Quantitative change of EEG and respiration signals during mindfulness meditation
Asieh Ahani, Helané Wahbeh, Hooman Nezamfar, Meghan Miller, Deniz Erdogmus, Barry Oken
Journal of NeuroEngineering and Rehabilitation May 14, 2014 DOI: 10.1186/1743-0003-11-87 via OpenAlex
Summary
AI-generated from the abstractA classifier combining EEG and respiration signals can distinguish between meditation and control conditions with 85% accuracy in older novice meditators after a 6-week mindfulness meditation intervention. Using only EEG signals achieved 78% accuracy. The classifier, based on spectral and phase analysis, may serve as an objective marker for meditation ability and could quantify meditation depth and experience in future research.
Study at a glance
| Characteristics | Observational study Peer reviewed |
|---|---|
| Sample size | 34 |
| Population | Older people with high stress level |
| Intervention | Mindfulness meditation |
| Duration | 6-week meditation intervention |
| Citations | 165 |
| Key finding | A support vector machine classifier using EEG and respiration signals discriminated between meditation and control conditions with 85% accuracy, outperforming a classifier using EEG alone (78%). |
Abstract
BACKGROUND: This study investigates measures of mindfulness meditation (MM) as a mental practice, in which a resting but alert state of mind is maintained. A population of older people with high stress level participated in this study, while electroencephalographic (EEG) and respiration signals were recorded during a MM intervention. The physiological signals during meditation and control conditions were analyzed with signal processing. METHODS: EEG and respiration data were collected and analyzed on 34 novice meditators after a 6-week meditation intervention. Collected data were analyzed with spectral analysis, phase analysis and classification to evaluate an objective marker for meditation. RESULTS: Different frequency bands showed differences in meditation and control conditions.
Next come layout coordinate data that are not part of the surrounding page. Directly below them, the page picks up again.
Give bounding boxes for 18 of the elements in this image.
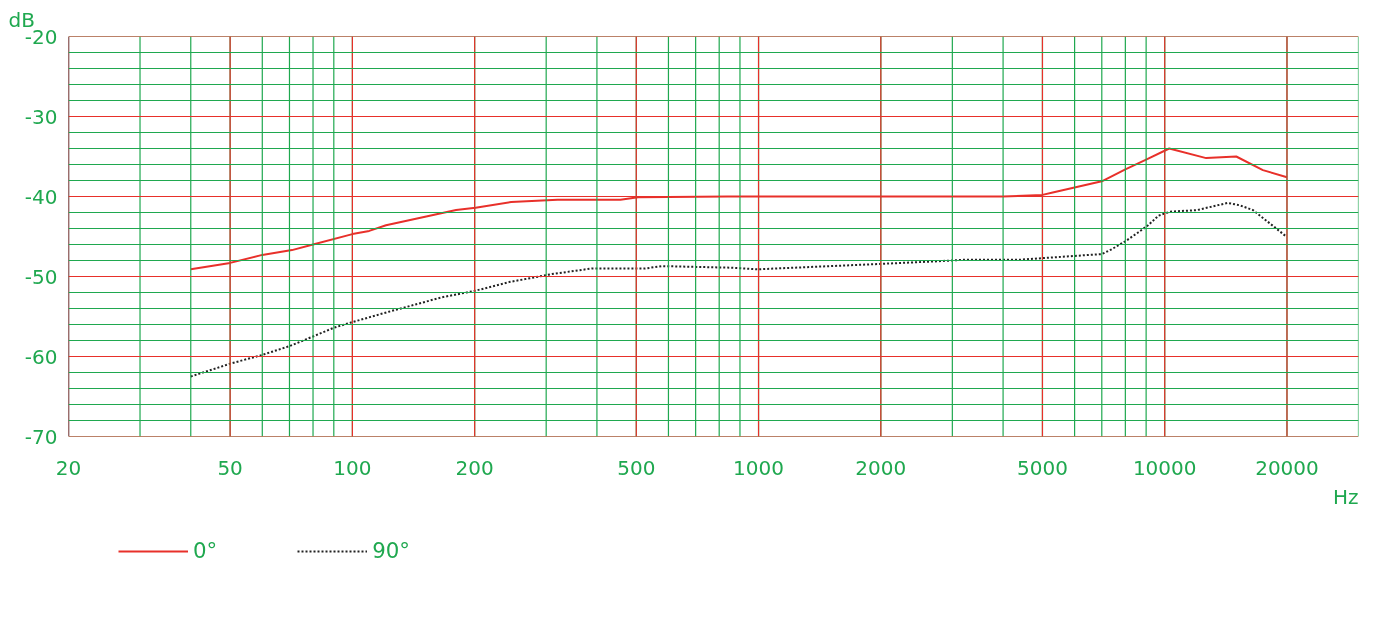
x-tick-label: 5000 <box>1017 455 1068 480</box>
legend-label: 90° <box>372 538 411 563</box>
y-tick-label: -30 <box>24 104 58 129</box>
x-tick-label: 10000 <box>1132 455 1197 480</box>
y-tick-label: -40 <box>24 184 58 209</box>
x-tick-label: 50 <box>217 455 243 480</box>
x-tick-label: 20 <box>55 455 82 480</box>
y-tick-label: -60 <box>24 344 58 369</box>
x-tick-label: 100 <box>333 455 372 480</box>
x-axis-title: Hz <box>1332 484 1359 509</box>
x-tick-label: 1000 <box>733 455 785 480</box>
y-tick-label: -70 <box>24 424 58 449</box>
y-tick-label: -50 <box>24 264 58 289</box>
x-tick-label: 2000 <box>855 455 907 480</box>
x-tick-label: 200 <box>455 455 494 480</box>
x-tick-label: 500 <box>617 455 656 480</box>
x-tick-label: 20000 <box>1255 455 1319 480</box>
legend-label: 0° <box>193 538 218 563</box>
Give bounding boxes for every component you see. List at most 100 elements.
Furthermore, we established a classifier using EEG and respiration signals with a higher accuracy (85%) at discriminating between meditation and control conditions than a classifier using the EEG signal only (78%). CONCLUSION: Support vector machine (SVM) classifier with EEG and respiration feature vector is a viable objective marker for meditation ability. This classifier should be able to quantify different levels of meditation depth and meditation experience in future studies.